Genomes and chromosomes
All data viewed in IGB, regardless of its source, is organized into distinct genomes and chromosomes.
In IGB, a chromosome refers to any single sequence. Often this will be the sequence of an actual chromosome. At other times it may be an assembled contig, a BAC, or any other DNA sequence. All chromosomes in IGB are assumed to be DNA, rather than RNA sequences.
A genome refers to any group of these so-called chromosomes.
For example, NCBI versions 35 and 36 of the human genome are considered to be two separate genomes. Each one contains multiple chromosome sequences, including the expected chromosomes 1 to 22, X, and Y. Other sequences, such as "chr22_random" are also considered distinct chromosomes for the purposes of display in IGB.
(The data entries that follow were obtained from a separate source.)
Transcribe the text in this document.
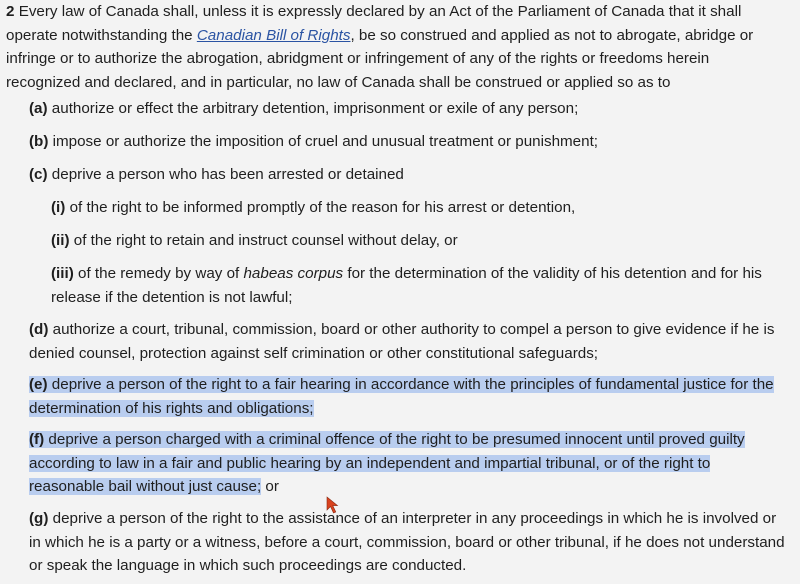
2 Every law of Canada shall, unless it is expressly declared by an Act of the Parliament of Canada that it shall operate notwithstanding the Canadian Bill of Rights, be so construed and applied as not to abrogate, abridge or infringe or to authorize the abrogation, abridgment or infringement of any of the rights or freedoms herein recognized and declared, and in particular, no law of Canada shall be construed or applied so as to

(a) authorize or effect the arbitrary detention, imprisonment or exile of any person;

(b) impose or authorize the imposition of cruel and unusual treatment or punishment;

(c) deprive a person who has been arrested or detained

(i) of the right to be informed promptly of the reason for his arrest or detention,

(ii) of the right to retain and instruct counsel without delay, or

(iii) of the remedy by way of habeas corpus for the determination of the validity of his detention and for his release if the detention is not lawful;

(d) authorize a court, tribunal, commission, board or other authority to compel a person to give evidence if he is denied counsel, protection against self crimination or other constitutional safeguards;

(e) deprive a person of the right to a fair hearing in accordance with the principles of fundamental justice for the determination of his rights and obligations;

(f) deprive a person charged with a criminal offence of the right to be presumed innocent until proved guilty according to law in a fair and public hearing by an independent and impartial tribunal, or of the right to reasonable bail without just cause; or

(g) deprive a person of the right to the assistance of an interpreter in any proceedings in which he is involved or in which he is a party or a witness, before a court, commission, board or other tribunal, if he does not understand or speak the language in which such proceedings are conducted.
Each sequence in IGB is identified by its genome and chromosome names, which must therefore be distinct. There can not be two genomes with the same name nor two chromosomes in one genome with the same name. Chromosomes in different genomes often do have the same name.
Naming a genome
If you are building a genome for display in IGB, we recommend you give it a standard name, consisting of the month and year of release combined with genus and species, following the patter G_species_mon_yyyy, where G is the first letter of the genus, mon is the three-letter English abbreviation for the month the genome was released, and year is the year of the release. For example:
- A_thaliana_Jun_2009
- A_mellifera_Jan_2005
- H_sapiens_Feb_2009
Using this scheme will ensure that IGB displays the latest genome first in the genome menu (under the Data Access tab) and, even better, users can view data from multiple data providers together in the same view.
Synonyms
Unfortunately, different groups tend to refer to the same genome or chromosome by different names. For example, NCBI human genome build 35 is also known as hg17 and ensembl1834, as well as H_sapiens_May_2004. When IGB is able to recognize that two names refer to the same genome or chromosome, it will merge the data. Otherwise it will keep the two data sets distinct. Currently, IGB uses a simple table of synonyms to store these associations. You can create your own set of synonyms that will extend this set if needed.
Annotations, sequences, graphs, and alignments
IGB can work with four distinct types of data: annotations, alignments (typically from Illumina sequencing experiments), graphs, and genomic sequences. Some features of the program make sense only with some of these types of data.
Annotations indicate the known or suspected locations of genomic landmark features, such as genes, exons, promoter regions, pseudogenes, and so forth. Alignments of EST sequences, GeneChip probe sequences, and other sequences onto chromosome are also sometimes as annotations, particularly when they don't include the sequence of the aligned entity. Annotation data can be loaded from files, QuickLoad, and DAS servers.
Sequences are sets of DNA residues comprising a chromosome. Sequences can be loaded from files, QuickLoad, and DAS servers. It is a good diea to load sequence data only for small regions of the genome at a time.
Graphs indicate scores or other numeric values as a function of genomic position. Graphs are generally displayed as some form of plot (x,y-plot, bar plot, etc.). The results from tiling arrays are generally represented as graphs. There are two types of graphs data: point-based graphs, in which numerical values are associated with individual (single) base positions, and interval graphs, which capture values associated with ranges of genomic positions.
Alignments represent how sequences (such as short reads from an RNA-Seq experiment) align onto the reference genomic sequence. At low zoom, they look like regular annotations, but with marks representing mismatches whenever these data are available. At high zoom, they show the sequence of the aligned read and sometimes indicate scores and the degree of agreement with the reference sequence. These are typically loaded from BAM (binary alignment) files.